Why Do People Get Prenuptial Agreements?
There are many reasons people get prenuptial agreements, but the typical prenuptial agreement is negotiated between two people who have existing estates going into the marriage, and who want to make certain that in the event of a divorce they will be able to hold on to the property with which they came into the marriage. Another common reason is that although one party is willing to marry, he or she is not willing to pay spousal support in the event of a divorce. Often times, that party was required to pay spousal support to an ex-spouse from a previous marriage and he or she is not be willing to marry again unless the new spouse agrees to waive spousal support in the event they later divorced.
Another common situation is where both parties have an existing residence and they want to make arrangements to use one of the residences as their primary residence so they can either rent out or sell the other. The party owning the residence which is going to be used can rightly have issues if the other party is then able to sell his or her residence and simply invest that money as separate property. The need for a prenuptial agreement can also be triggered by retirement funds, where one or both parties come into the marriage with a significant retirement fund that they want to maintain as separate property in the event of a divorce, even with respect to post marriage earnings , half of which would accrue as community property to the benefit of the new spouse in the absence of a prenuptial agreement.
Which Kind Of People Get Prenuptial Agreements?
Often times the people involved are on their second marriage or are in their 40s or 50s, with significant separate property estates although that is not always the case.
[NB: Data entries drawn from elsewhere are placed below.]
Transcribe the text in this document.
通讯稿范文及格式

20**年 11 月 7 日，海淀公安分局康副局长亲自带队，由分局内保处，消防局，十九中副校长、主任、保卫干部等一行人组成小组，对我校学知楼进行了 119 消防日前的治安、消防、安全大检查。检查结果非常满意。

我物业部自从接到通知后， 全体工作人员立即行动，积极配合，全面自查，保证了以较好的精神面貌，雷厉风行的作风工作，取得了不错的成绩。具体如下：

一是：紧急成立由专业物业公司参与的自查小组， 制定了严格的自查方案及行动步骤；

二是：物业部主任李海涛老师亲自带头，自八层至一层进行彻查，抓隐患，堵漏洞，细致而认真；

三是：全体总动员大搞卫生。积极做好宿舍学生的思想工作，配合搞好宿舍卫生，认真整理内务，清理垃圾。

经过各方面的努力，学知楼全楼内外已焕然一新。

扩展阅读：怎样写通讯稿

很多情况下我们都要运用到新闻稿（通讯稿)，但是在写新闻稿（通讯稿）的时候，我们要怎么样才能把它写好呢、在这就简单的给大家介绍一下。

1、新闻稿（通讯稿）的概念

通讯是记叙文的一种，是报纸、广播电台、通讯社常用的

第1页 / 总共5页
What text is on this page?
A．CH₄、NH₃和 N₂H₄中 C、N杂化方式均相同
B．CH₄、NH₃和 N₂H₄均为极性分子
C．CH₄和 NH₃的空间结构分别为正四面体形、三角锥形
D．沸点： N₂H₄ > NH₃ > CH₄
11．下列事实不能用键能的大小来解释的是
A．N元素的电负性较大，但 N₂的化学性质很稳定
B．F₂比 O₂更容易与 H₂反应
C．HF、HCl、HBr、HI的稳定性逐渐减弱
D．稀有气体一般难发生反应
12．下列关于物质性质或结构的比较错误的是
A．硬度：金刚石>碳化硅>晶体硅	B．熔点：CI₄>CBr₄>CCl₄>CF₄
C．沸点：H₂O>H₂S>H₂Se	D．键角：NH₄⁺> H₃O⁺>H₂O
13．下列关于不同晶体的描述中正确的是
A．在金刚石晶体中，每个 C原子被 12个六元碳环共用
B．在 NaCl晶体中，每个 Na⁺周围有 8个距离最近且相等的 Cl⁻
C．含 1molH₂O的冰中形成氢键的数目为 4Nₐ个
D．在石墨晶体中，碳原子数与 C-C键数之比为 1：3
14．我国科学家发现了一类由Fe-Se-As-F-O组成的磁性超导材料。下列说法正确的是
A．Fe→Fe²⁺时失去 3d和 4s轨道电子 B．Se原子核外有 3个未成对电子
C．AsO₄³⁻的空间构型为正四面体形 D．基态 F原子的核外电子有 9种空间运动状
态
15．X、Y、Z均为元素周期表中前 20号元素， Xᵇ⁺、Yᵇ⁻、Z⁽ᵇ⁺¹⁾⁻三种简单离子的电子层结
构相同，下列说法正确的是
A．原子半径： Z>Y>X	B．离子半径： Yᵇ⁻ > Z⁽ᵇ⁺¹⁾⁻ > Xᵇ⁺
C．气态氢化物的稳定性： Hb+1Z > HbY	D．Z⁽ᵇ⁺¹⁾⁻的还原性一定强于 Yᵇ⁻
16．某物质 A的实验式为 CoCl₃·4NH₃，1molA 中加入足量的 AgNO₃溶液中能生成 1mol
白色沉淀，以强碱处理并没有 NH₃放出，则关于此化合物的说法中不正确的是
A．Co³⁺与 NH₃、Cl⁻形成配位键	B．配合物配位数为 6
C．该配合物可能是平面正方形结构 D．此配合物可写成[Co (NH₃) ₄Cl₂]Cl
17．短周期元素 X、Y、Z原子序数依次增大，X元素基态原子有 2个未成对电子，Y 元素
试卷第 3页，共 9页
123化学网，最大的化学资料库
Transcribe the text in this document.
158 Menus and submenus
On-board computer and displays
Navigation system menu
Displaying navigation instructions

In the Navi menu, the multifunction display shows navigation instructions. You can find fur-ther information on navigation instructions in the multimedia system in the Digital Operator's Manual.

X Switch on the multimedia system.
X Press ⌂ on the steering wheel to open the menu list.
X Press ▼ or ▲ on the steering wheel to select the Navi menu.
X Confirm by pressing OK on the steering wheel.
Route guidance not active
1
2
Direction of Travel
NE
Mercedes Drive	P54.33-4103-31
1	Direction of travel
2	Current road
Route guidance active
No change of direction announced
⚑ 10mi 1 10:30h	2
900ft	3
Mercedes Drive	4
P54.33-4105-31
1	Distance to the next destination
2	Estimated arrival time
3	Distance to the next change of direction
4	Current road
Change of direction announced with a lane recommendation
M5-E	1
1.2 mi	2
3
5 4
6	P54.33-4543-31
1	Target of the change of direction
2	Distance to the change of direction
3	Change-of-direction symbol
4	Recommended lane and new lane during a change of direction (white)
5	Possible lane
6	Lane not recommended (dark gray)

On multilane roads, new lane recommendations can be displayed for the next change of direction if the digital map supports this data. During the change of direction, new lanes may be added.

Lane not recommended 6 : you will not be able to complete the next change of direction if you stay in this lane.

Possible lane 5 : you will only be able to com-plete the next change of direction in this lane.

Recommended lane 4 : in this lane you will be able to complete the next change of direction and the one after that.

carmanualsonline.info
Young people who get married at an early age typically do not have enough to fight over and do not consider a prenuptial agreement. In my experience, most prenuptial agreements are negotiated between people of means who are older and who are therefore a little more cautious in their approach because they understand that despite each party’s best efforts, divorce can happen.
Does The Prenuptial Agreement Occur Before Or After The Marriage?
A prenuptial agreement is always entered into before marriage, because by definition prenuptial means prior to marriage. The difference between entering into an agreement before marriage and entering into an agreement after marriage is that before marriage neither party is a fiduciary of the other. After marriage, the husband and wife are “fiduciaries” to each other, meaning each has a duty of care and loyalty to the other, and there are more stringent requirements imposed on negotiating financial agreements.
Postnuptial agreements (meaning agreement entered into by people who are already married) can deal with the same issues regarding community versus separate property, use of residences, spousal support and whether earnings during marriage will be community property or separate property. The problem with doing those negotiations after marriage would be that since both parties are fiduciaries, one to the other, the courts would look at those arrangements more strictly and make sure there was fundamental fairness in the negotiations. Generally, this fairness requirement doesn’t arise if the two parties aren’t fiduciaries, as in a prenuptial agreement.
Can Someone Modify The Terms Of The Prenuptial Agreement Years Down The Line?
Yes, the agreement can be modified, but the parties need to realize that if they do that after the marriage, then each will be negotiating as a fiduciary to the other spouse, meaning they would have higher levels of loyalty and care. Fiduciaries are required to take the other party’s best interests into account before his or her own, so they would be negotiating in an entirely different setting and circumstance than the one that existed when a prenuptial agreement is negotiated.